People recover items from a boat they found washed up on the shore, after Hurricane Maria hit the island in September, in Loiza, Puerto Rico October 26, 2017. Source: Reuters/Alvin Baez

Hurricane Maria wreaked devastation and a major humanitarian crisis in the United States territory of Puerto Rico in late September and early October. Hundreds of people have reportedly died and it has become the costliest natural disaster in Puerto Rican history.

Enter Cornell University.

The New York Ivy Leaguer is offering a free semester including tuition, room and board to students of Universidad de Puerto Rico (UPR), which has been forced to shut for the meantime in the wake of Maria.

Cornell President Martha E. Pollack said, as quoted by the Cornell Chronicle:

“These young people, and nearly everyone in Puerto Rico, have gone through a terrible trauma.”

“This is our way of reaching out to them and our university colleagues in Puerto Rico to show we stand with them and their families during this difficult time in their academic, professional and personal lives.”
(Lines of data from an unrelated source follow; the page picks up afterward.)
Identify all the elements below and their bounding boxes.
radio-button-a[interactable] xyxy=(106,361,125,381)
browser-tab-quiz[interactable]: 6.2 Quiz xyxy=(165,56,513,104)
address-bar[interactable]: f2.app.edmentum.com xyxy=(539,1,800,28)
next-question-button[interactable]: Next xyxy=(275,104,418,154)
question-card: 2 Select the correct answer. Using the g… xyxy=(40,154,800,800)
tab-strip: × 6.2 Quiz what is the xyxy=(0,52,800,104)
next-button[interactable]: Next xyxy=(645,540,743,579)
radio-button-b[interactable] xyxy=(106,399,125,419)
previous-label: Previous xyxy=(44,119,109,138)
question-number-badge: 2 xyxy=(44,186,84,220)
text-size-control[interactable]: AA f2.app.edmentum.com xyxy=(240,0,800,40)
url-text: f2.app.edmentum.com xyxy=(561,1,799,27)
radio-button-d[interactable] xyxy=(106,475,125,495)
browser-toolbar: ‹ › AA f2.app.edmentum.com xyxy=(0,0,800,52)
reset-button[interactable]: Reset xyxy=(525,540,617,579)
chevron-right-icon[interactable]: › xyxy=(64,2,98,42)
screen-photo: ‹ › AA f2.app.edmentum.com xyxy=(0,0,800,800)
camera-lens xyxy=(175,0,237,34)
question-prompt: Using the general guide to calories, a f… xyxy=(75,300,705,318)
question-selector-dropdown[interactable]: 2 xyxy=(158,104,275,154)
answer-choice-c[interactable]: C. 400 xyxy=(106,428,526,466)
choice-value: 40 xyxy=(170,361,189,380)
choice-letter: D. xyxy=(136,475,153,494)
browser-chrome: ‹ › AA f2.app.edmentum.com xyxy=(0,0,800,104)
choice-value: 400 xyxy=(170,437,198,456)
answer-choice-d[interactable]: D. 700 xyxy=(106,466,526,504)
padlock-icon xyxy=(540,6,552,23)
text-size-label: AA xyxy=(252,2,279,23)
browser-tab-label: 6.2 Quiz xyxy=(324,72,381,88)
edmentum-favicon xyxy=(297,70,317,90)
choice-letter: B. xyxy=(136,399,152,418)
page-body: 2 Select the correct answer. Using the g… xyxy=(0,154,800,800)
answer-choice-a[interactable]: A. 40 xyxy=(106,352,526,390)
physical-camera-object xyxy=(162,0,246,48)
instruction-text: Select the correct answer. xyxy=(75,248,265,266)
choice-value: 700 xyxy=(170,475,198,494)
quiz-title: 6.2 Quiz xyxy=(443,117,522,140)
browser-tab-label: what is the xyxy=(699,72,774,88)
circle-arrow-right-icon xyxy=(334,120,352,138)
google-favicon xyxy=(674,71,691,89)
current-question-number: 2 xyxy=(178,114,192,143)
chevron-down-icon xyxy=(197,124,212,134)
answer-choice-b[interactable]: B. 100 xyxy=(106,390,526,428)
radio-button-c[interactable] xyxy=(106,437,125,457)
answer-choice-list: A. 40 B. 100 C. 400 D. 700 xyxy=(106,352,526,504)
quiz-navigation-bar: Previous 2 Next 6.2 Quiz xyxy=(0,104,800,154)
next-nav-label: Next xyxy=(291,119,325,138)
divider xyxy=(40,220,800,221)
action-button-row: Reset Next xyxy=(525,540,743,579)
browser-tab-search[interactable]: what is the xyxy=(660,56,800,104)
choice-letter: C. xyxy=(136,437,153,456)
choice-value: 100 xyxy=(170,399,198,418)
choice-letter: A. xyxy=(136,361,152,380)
About 70 percent of Puerto Rico is without electricity after the storm hit more than a month ago, battering the island with winds of up to 240 km/h. Damages are estimated to be worth at least US$90 billion.

The contents of a home are seen from the air during recovery efforts following Hurricane Maria near Utuado, Puerto Rico, on Oct 10, 2017. Source: Reuters/Lucas Jackson

Up to 50 full-time undergraduate and professional master’s degree students and eight graduate research degree students from UPR will be given the opportunity at Cornell.

“Officials at [UPR] told us that this offer for the spring semester may be useful to certain students, and we are delighted to provide the option for continuation of study,” said Provost Michael Kotlikoff.

“We have no idea how many students will respond, but the offer is there. It’s one way, in these troubled times, of demonstrating goodwill toward our colleagues in Puerto Rico.”

“This is a campuswide effort,” said Glenn Altschuler the School of Continuing Education and Summer Sessions.

“Students are going to be giving up some room in their residences; faculty are going to be teaching some extra students; deans are doing the work to make it happen; and our president and provost are leading the way in how we should be responding.”

Classes will run between January and May 2018.